La systématique des contentieux concurrence en Europe

Lieu : Amphithéâtre Demolombe (bâtiment D), campus 1 de l'Université de Caen Normandie
Début : 14/11/2019
Fin : 15/11/2019
Responsable(s) scientifique(s) : Grégory Godiveau, Maître de conférences à l'Université de Caen Normandie

La modernisation du droit de la concurrence en Europe implique aujourd’hui plus que jamais une réflexion sur le rôle des juges dans son application. 

Il convient, tout d’abord, d’étudier la coordination des différentes branches du droit de la concurrence - antitrust, concentrations, aides d’Etat, droit des pratiques restrictives, droit de la concurrence déloyale -. Les contentieux peuvent être complémentaires au sein d’une même branche (public et private enforcement) ainsi que d’une branche à l’autre du droit de la concurrence (le contrôle des investissements publics dans une entreprise peut par exemple relever à la fois du droit des concentrations et du droit des aides d’Etat). Mais les intérêts poursuivis et protégés à l’occasion des différentes procédures ne convergent pas toujours. Leur conciliation suppose ainsi la recherche d’une articulation rationnelle des contentieux, notamment par la mise en balance des intérêts en question (Première partie : La coordination des branches du droit de la concurrence). 

Il faut, ensuite, s’accorder sur les conditions de coexistence des juges nationaux et internationaux de la concurrence. L’analyse porte, au sein d’un même Etat, sur les rapports entre ordres de juridictions distincts, et entre juge ordinaire et juge constitutionnel.
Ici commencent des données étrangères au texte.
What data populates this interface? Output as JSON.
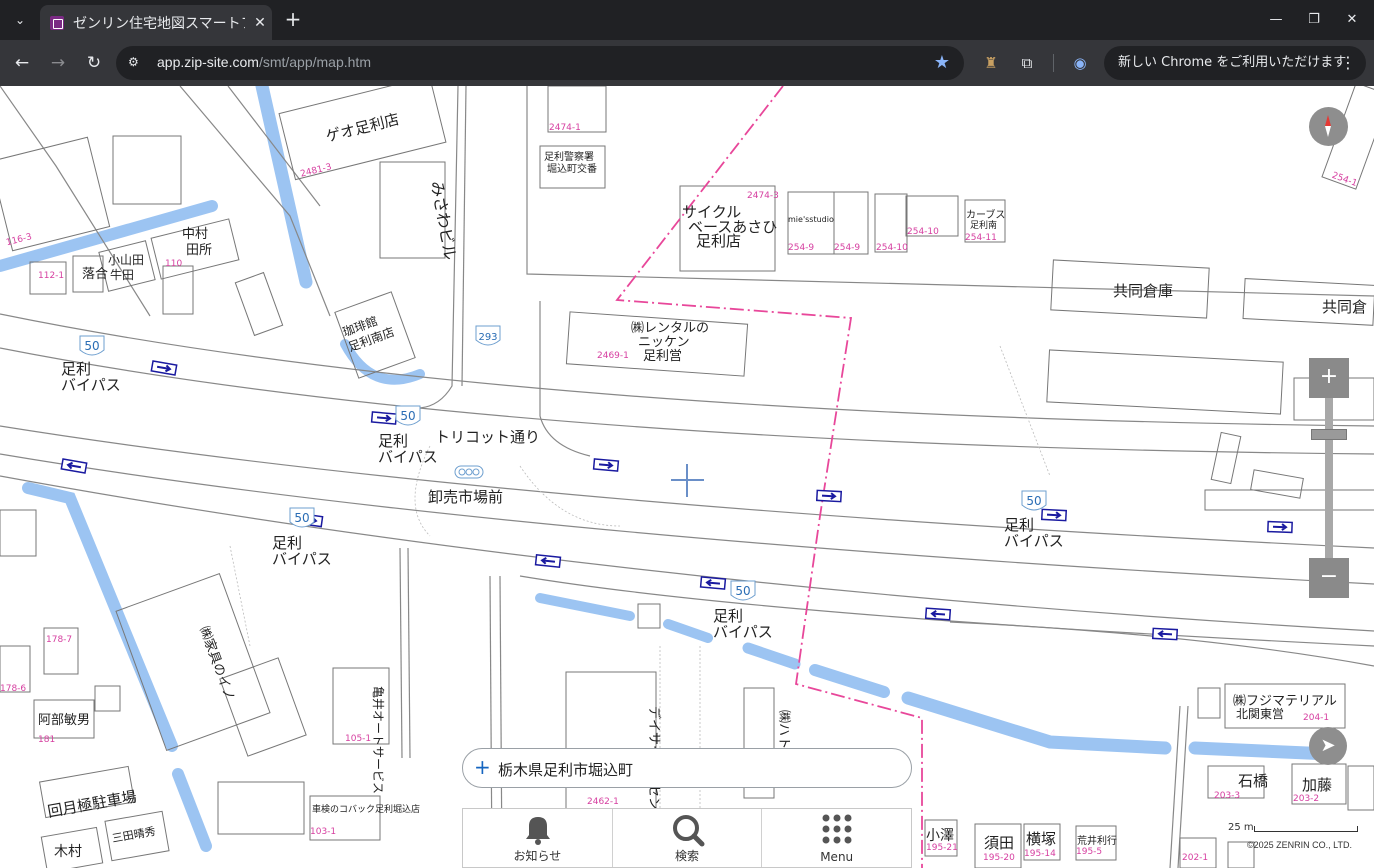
{
  "browser": {
    "tab_title": "ゼンリン住宅地図スマートフォン",
    "url_host": "app.zip-site.com",
    "url_path": "/smt/app/map.htm",
    "update_text": "新しい Chrome をご利用いただけます"
  },
  "map": {
    "address": "栃木県足利市堀込町",
    "scale_label": "25 m",
    "copyright": "©2025 ZENRIN CO., LTD.",
    "roads": {
      "bypass": "足利",
      "bypass2": "バイパス",
      "route_50": "50",
      "route_293": "293",
      "tricot": "トリコット通り",
      "market_mae": "卸売市場前"
    },
    "labels": {
      "geo": "ゲオ足利店",
      "misawa": "みさわビル",
      "cycle1": "サイクル",
      "cycle2": "ベースあさひ",
      "cycle3": "足利店",
      "rental1": "㈱レンタルの",
      "rental2": "ニッケン",
      "rental3": "足利営",
      "kyodo": "共同倉庫",
      "kyodo2": "共同倉",
      "police1": "足利警察署",
      "police2": "堀込町交番",
      "nakamura1": "中村",
      "nakamura2": "田所",
      "koyamada1": "小山田",
      "koyamada2": "牛田",
      "ochiai": "落合",
      "coffee1": "珈琲館",
      "coffee2": "足利南店",
      "kamei": "亀井オートサービス",
      "ietama": "㈱家具のイノ",
      "abe": "阿部敏男",
      "parking": "回月極駐車場",
      "kimura": "木村",
      "mita": "三田晴秀",
      "fuji1": "㈱フジマテリアル",
      "fuji2": "北関東営",
      "ishibashi": "石橋",
      "kato": "加藤",
      "koizawa": "小澤",
      "suda": "須田",
      "yokotsuka": "横塚",
      "arai": "荒井利行",
      "kasuga": "デイサービスセンター春日和",
      "hato": "㈱ハトダ",
      "carps1": "カーブス",
      "carps2": "足利南",
      "mies": "mie'sstudio",
      "shaken": "車検のコバック足利堀込店"
    },
    "lot_numbers": [
      "2474-1",
      "2474-3",
      "254-9",
      "254-10",
      "254-11",
      "2469-1",
      "2481-3",
      "116-3",
      "112-1",
      "110",
      "178-7",
      "178-6",
      "181",
      "105-1",
      "103-1",
      "2462-1",
      "203-3",
      "203-2",
      "204-1",
      "195-21",
      "195-20",
      "195-14",
      "195-5",
      "202-1",
      "254-1"
    ],
    "colors": {
      "boundary": "#e8479a",
      "water": "#9cc4f2",
      "road_outline": "#888888",
      "lot_number": "#d63fa0"
    }
  },
  "controls": {
    "zoom_in": "+",
    "zoom_out": "−",
    "menu": [
      {
        "label": "お知らせ",
        "icon": "bell-icon"
      },
      {
        "label": "検索",
        "icon": "search-icon"
      },
      {
        "label": "Menu",
        "icon": "grid-dots-icon"
      }
    ]
  }
}
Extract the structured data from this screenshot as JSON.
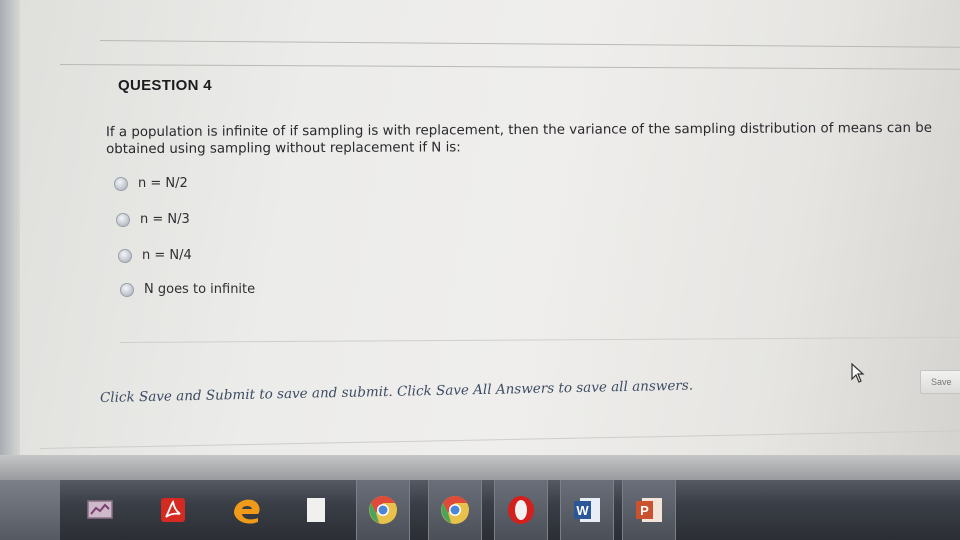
{
  "question": {
    "title": "QUESTION 4",
    "text": "If a population is infinite of if sampling is with replacement, then the variance of the sampling distribution of means can be obtained using sampling without replacement if N is:"
  },
  "options": [
    {
      "label": "n = N/2"
    },
    {
      "label": "n = N/3"
    },
    {
      "label": "n = N/4"
    },
    {
      "label": "N goes to infinite"
    }
  ],
  "footer": {
    "instructions": "Click Save and Submit to save and submit. Click Save All Answers to save all answers."
  },
  "buttons": {
    "save_label": "Save"
  },
  "taskbar": {
    "apps": [
      {
        "icon": "monitor-icon"
      },
      {
        "icon": "adobe-reader-icon",
        "color": "#d42a22"
      },
      {
        "icon": "edge-browser-icon",
        "color": "#2a8fd6"
      },
      {
        "icon": "file-icon"
      },
      {
        "icon": "chrome-icon"
      },
      {
        "icon": "chrome-icon"
      },
      {
        "icon": "opera-icon",
        "color": "#d4201c"
      },
      {
        "icon": "word-icon",
        "color": "#2b5797"
      },
      {
        "icon": "powerpoint-icon",
        "color": "#c8532e"
      }
    ]
  }
}
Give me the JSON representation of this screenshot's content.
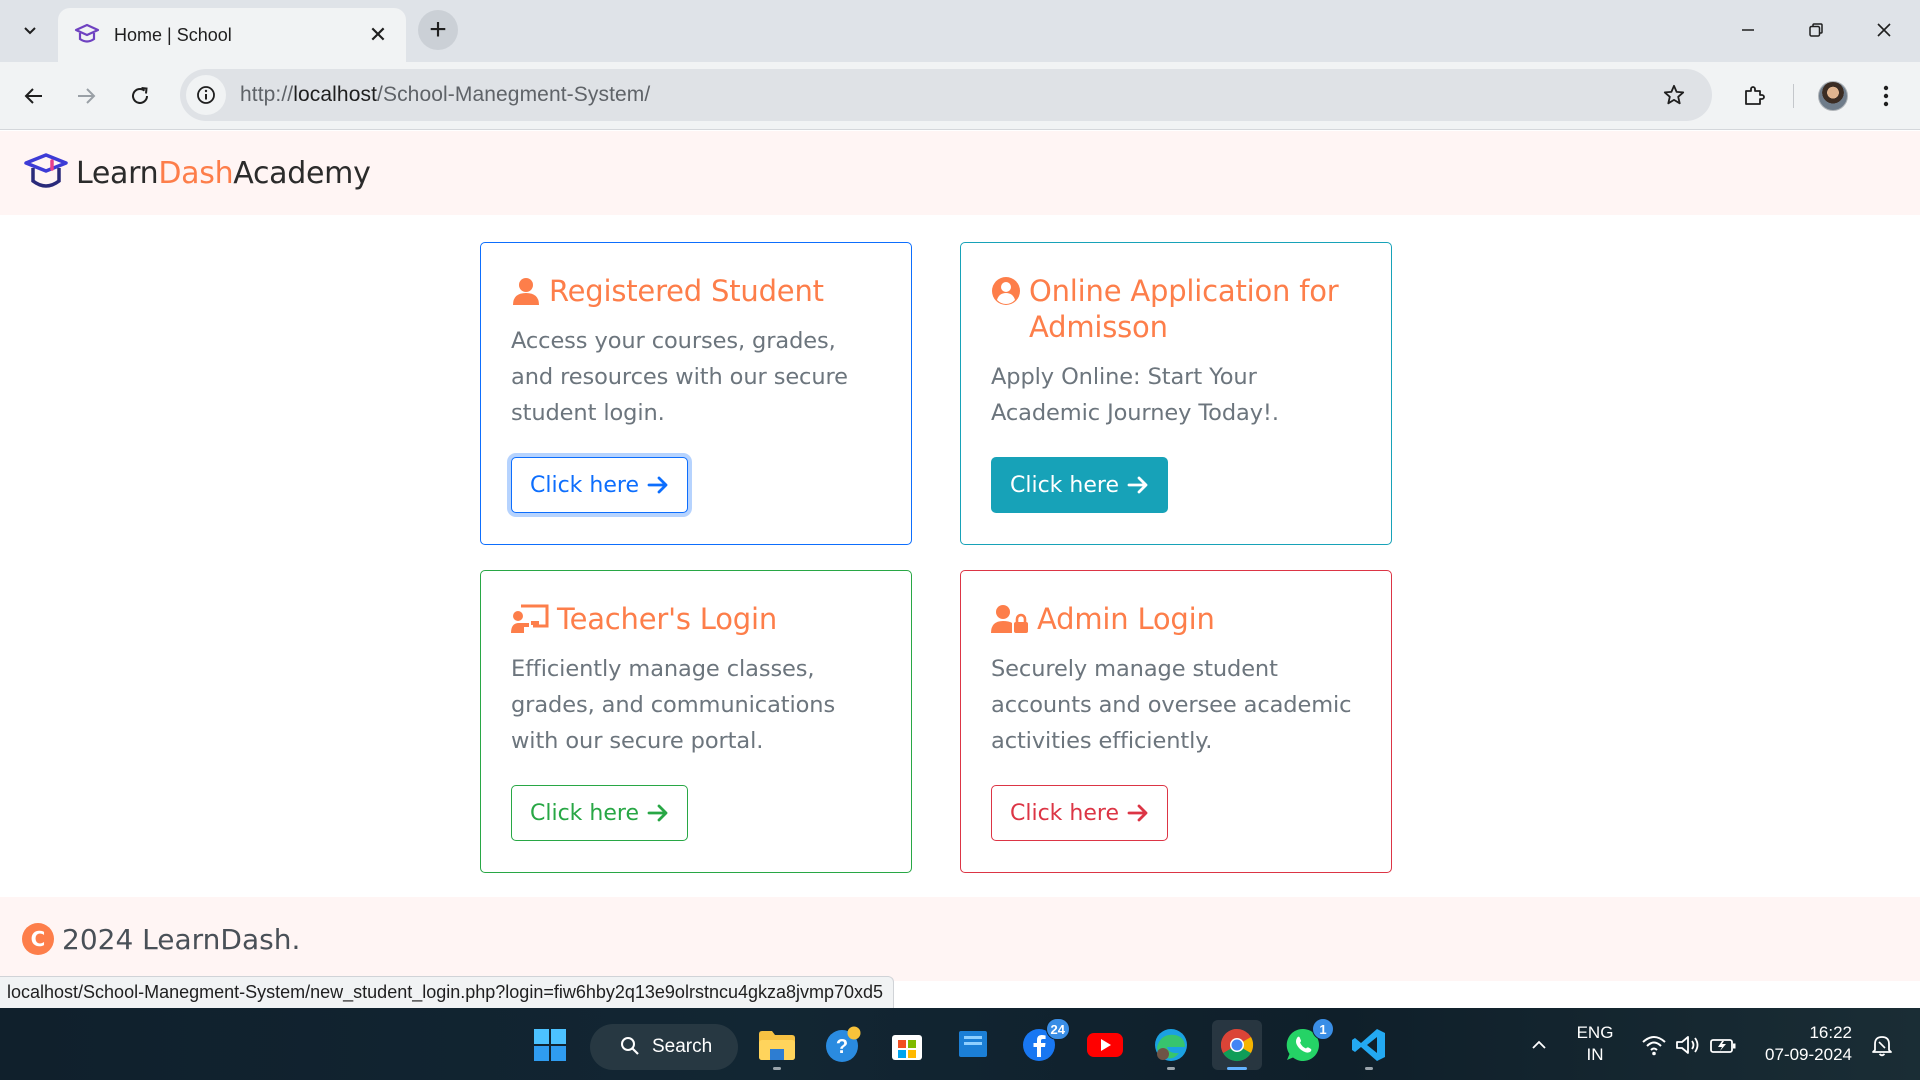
{
  "browser": {
    "tab_title": "Home | School",
    "tab_close_glyph": "✕",
    "new_tab_glyph": "+",
    "url_scheme": "http://",
    "url_host": "localhost",
    "url_path": "/School-Manegment-System/",
    "status_url": "localhost/School-Manegment-System/new_student_login.php?login=fiw6hby2q13e9olrstncu4gkza8jvmp70xd5"
  },
  "header": {
    "brand_part1": "Learn",
    "brand_part2": "Dash",
    "brand_part3": "Academy"
  },
  "cards": [
    {
      "title": "Registered Student",
      "icon": "user-icon",
      "text": "Access your courses, grades, and resources with our secure student login.",
      "button": "Click here",
      "color": "#0d6efd"
    },
    {
      "title": "Online Application for Admisson",
      "icon": "user-circle-icon",
      "text": "Apply Online: Start Your Academic Journey Today!.",
      "button": "Click here",
      "color": "#17a2b8"
    },
    {
      "title": "Teacher's Login",
      "icon": "chalkboard-teacher-icon",
      "text": "Efficiently manage classes, grades, and communications with our secure portal.",
      "button": "Click here",
      "color": "#28a745"
    },
    {
      "title": "Admin Login",
      "icon": "user-lock-icon",
      "text": "Securely manage student accounts and oversee academic activities efficiently.",
      "button": "Click here",
      "color": "#dc3545"
    }
  ],
  "footer": {
    "copyright_glyph": "C",
    "text": "2024 LearnDash."
  },
  "taskbar": {
    "search_label": "Search",
    "language_line1": "ENG",
    "language_line2": "IN",
    "time": "16:22",
    "date": "07-09-2024",
    "facebook_badge": "24",
    "whatsapp_badge": "1"
  },
  "colors": {
    "accent": "#fd7e4a",
    "header_bg": "#fff5f4"
  }
}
Elle se poursuit au sujet des juges nationaux d’Etats distincts, notamment dans l’Union européenne. On y inclut la question de l’arbitre. La réflexion se prolonge à propos des différentes voies de recours et d’accès au prétoire de la Cour de justice de l’Union européenne. Elle s’engage, finalement, sur la jurisprudence de la Cour européenne des droits de l’Homme forgée au sujet des procédures de concurrence. Ces rapports inter-juridictionnels sont de l’ordre à la fois de la coopération, de la complémentarité et de la concurrence. Leur coexistence génère une logique commune qui se retrouve au cœur des rapports de systèmes juridiques (Deuxième partie : La coexistence des juges en droit de la concurrence). 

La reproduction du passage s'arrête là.